RUDD-JONES Three Sonatas
View record and artist detailsRecord and Artist Details
Composer or Director: Sam Rudd-Jones
Genre:
Chamber
Label: Prima Facie
Magazine Review Date: 02/2025
Media Format: CD or Download
Media Runtime: 72
Mastering:
DDD
Catalogue Number: PFCD242

Tracks:
Composition | Artist Credit |
---|---|
Three Sonatas |
Sam Rudd-Jones, Composer
Darragh Morgan, Violin Huw Watkins, Piano Kate Romano, Clarinet |
Variations |
Sam Rudd-Jones, Composer
Darragh Morgan, Violin |
Jeux d'eau |
Sam Rudd-Jones, Composer
Sam Rudd-Jones, Composer |
Hardy in Love |
Sam Rudd-Jones, Composer
Ed Lyon, Tenor Huw Watkins, Piano |
Author: Pwyll ap Siôn
Among the Generation Z of contemporary composers, Sam Rudd-Jones is rapidly emerging as one of its leading figures. Polemical statements, such as ‘almost all of my music is about nothing’, have certainly raised a few eyebrows among new-music cognoscenti. The proof lies in the pudding, however, and in that respect, ‘Three Sonatas’ serves up an enticing and invigorating four-course musical ‘degustation’ of Rudd-Jones’s creative achievements to date.

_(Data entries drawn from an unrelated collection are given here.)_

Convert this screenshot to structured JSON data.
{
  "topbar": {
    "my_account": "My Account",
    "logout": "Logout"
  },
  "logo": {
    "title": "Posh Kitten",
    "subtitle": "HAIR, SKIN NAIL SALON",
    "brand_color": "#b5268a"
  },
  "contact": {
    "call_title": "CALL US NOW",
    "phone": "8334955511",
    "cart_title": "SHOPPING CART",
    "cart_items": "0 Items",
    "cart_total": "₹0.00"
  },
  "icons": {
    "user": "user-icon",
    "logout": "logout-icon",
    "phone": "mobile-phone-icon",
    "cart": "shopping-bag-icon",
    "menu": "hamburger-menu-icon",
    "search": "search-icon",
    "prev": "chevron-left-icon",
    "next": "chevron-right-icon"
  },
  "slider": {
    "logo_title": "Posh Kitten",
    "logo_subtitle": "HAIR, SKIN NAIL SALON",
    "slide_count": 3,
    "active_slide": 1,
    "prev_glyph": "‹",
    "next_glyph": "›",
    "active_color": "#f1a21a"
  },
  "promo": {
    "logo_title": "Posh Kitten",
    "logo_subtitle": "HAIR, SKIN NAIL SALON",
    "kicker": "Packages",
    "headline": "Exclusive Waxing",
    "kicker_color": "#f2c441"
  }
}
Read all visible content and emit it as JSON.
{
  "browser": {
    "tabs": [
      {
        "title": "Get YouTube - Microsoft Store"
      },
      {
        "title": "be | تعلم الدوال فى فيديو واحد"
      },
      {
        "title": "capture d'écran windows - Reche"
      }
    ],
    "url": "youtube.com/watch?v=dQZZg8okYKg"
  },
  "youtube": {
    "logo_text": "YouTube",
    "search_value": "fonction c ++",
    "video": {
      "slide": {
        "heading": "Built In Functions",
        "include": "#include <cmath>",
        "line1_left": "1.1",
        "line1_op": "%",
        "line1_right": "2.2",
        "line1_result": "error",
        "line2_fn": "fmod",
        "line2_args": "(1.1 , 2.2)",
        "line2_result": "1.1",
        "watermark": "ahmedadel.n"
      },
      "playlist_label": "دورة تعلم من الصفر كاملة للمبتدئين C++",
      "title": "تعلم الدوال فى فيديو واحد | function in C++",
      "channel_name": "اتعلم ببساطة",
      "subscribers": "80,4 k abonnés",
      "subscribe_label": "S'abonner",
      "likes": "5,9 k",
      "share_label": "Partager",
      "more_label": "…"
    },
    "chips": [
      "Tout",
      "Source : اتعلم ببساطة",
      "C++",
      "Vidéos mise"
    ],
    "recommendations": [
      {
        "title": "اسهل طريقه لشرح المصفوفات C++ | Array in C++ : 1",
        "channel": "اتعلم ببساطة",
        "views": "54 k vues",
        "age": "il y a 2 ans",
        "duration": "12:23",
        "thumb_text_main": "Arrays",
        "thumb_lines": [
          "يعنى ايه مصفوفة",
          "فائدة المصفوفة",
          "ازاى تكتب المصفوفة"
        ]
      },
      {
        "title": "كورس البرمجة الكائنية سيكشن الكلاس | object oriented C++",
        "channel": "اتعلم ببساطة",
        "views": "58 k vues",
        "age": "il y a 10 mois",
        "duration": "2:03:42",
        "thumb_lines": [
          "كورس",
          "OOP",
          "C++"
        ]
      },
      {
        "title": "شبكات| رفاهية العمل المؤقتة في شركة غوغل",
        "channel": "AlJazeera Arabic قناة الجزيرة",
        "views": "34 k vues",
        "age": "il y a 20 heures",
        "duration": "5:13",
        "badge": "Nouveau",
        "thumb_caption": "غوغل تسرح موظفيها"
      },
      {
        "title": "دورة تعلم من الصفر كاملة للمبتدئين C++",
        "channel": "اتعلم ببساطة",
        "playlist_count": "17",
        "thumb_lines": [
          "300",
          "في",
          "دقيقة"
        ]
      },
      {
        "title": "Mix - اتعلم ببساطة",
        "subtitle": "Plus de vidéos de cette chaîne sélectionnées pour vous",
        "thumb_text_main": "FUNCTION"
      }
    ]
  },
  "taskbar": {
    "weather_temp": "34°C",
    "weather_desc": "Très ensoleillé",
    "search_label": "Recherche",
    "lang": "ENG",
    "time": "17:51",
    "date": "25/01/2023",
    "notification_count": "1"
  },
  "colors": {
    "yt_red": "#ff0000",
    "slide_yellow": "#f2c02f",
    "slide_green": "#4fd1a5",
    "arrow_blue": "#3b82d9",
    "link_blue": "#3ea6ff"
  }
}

The two early works contained on this release reveal contrasting, even contradictory elements to Rudd-Jones’s style. While the song-cycle Hardy in Love (2018) for tenor and piano exudes a restrained lyricism, capturing themes of loss, grief and resignation expressed in Thomas Hardy’s poignant set of poems, Three Sonatas (2019-23) for violin, clarinet and piano adopts an altogether more formalist approach. Cleverly conflating three large-scale movements featuring various combinations of all three instruments alongside a prologue, epilogue and two short cadenza-like interludes for solo violin and clarinet (‘palate cleansers’ in John Fallas’s words), the result is a multi-tiered and multi-layered musical facade that pits solo against ensemble, simplicity against complexity, hip-hop patterns against Classical archetypes and sonata form against a deconstructed version of itself.
A clearer and more auspicious indication of where Rudd-Jones’s music may be heading can be found in the two more recent solo pieces included on this recording. As its title indicates, Variations (2023) for solo violin comprises an introduction, theme and set of nine variations, wherein a wide range of timbral and textural transformations (sul ponticello, artificial harmonics, double- and triple-stopping) are kept in check by a complex network of timekeeping devices, from free to strict tempo. Violinist Darragh Morgan’s impressively poised and immaculately controlled performance does much to tease out these temporal nuances.
Various kinds of tricks with tempo also come into play in Jeux d’eau (2022) for solo piano. Rubato and ‘swing’ rhythms of varying degrees alongside acceleration or deceleration processes are purposefully combined with decorative, ornamental and filigree-like material, giving rise to dense contrapuntal pianistic layers that suggest the influence of Thomas Adès and Timo Andres as much as Debussy and Ravel.